眾人都不再言語,江承宇雖然不甘也知道自己什么都做不了。
裴府緊鑼密鼓地準備婚事,丫鬟來來回回忙得腳不沾地,薛若若踏著晨露到薛昭院子里。
他已經能下地,又在小心練體。
見薛若若不贊成他下地,忙解釋:“阿姐,我最近感覺很好,神醫也說了,多走動更好。”
薛若若也不是來監督他的,扶他坐下后:“過幾日,阿姐帶你出去走走,”
薛昭聞言驚喜抬頭,想到阿姐處境,他又低下頭:“不,我不想出去。”
薛若若失笑,抬手拍他一巴掌:“臭小子,想什么都要跟阿姐說,帶你出去還是不難的。”
是嗎,薛昭不信,薛若若無奈,只能讓他等著。
本不想管裴應容,可是想想,薛若若還是去給她們送了吃食,從墻外扔進去的,薛若若可不敢讓任何人知道,就連餓極的薛如煙也只以為,是天上掉下來的。

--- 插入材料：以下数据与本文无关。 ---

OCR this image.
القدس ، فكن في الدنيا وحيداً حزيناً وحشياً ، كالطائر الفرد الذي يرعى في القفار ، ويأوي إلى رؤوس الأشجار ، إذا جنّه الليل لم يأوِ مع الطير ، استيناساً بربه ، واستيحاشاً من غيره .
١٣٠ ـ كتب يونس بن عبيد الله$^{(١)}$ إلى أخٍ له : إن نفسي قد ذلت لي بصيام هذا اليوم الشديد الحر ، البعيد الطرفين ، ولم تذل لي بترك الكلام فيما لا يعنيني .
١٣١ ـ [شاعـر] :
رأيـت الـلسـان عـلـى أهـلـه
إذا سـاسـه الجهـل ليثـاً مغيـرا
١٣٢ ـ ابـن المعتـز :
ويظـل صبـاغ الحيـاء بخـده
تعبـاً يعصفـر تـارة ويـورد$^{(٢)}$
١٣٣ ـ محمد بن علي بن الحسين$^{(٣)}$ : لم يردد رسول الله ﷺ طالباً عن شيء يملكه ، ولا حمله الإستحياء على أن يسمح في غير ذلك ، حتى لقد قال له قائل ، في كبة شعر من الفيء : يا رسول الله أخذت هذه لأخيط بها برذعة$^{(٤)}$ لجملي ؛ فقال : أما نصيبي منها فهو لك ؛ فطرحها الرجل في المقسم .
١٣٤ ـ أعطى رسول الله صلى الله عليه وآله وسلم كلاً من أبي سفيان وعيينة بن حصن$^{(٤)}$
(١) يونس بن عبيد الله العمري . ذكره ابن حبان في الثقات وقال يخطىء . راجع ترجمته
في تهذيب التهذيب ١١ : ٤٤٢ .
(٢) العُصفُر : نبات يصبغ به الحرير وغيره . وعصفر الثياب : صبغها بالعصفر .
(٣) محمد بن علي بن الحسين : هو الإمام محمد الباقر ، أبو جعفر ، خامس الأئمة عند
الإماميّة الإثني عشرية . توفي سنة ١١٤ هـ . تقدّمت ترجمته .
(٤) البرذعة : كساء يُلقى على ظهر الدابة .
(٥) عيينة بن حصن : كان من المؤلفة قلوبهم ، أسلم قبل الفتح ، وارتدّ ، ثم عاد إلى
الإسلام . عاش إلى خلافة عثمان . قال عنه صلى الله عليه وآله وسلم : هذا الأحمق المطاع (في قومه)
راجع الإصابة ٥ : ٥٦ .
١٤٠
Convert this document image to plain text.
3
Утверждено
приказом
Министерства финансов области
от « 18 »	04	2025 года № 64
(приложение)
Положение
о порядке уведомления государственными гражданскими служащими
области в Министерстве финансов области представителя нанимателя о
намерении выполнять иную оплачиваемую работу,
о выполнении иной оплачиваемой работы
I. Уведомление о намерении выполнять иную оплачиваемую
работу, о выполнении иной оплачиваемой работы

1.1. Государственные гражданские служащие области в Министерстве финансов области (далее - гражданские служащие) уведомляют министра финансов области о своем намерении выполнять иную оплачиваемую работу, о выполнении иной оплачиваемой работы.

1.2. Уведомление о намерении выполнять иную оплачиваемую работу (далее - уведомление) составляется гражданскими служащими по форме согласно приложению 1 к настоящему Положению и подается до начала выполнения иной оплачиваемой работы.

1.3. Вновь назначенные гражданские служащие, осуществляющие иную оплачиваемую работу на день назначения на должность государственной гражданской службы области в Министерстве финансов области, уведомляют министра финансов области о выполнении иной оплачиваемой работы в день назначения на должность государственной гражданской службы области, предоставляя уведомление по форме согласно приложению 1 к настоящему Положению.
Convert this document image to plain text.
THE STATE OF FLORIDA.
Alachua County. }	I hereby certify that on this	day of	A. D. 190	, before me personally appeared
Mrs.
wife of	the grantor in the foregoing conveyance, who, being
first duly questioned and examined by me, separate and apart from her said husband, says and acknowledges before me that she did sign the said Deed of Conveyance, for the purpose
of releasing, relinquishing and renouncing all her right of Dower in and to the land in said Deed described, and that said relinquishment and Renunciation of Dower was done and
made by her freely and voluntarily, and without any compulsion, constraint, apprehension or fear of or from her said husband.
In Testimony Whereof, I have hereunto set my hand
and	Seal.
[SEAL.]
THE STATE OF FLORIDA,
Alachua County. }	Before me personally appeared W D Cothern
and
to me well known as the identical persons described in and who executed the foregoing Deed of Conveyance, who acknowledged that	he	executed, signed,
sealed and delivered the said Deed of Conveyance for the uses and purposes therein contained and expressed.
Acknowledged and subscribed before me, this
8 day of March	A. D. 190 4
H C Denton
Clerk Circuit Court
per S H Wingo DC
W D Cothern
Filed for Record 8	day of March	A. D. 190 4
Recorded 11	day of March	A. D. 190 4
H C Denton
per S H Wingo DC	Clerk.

剛出后門,沐燭一身青衣站在樹下,像個單純的書生,見到她俊秀的臉染上笑意:“若若姑娘。”
薛若若沒想到,他親自來接自己:“沐家主。”
“若若姑娘請。”
沐燭一直都很有禮,很懂分寸,薛若若還是信他的,畢竟她身上沒什么可圖的東西。
“這里是?”
沐燭把人引進去,為她解惑:“這是沐家車馬行,過幾日就要出遠門。”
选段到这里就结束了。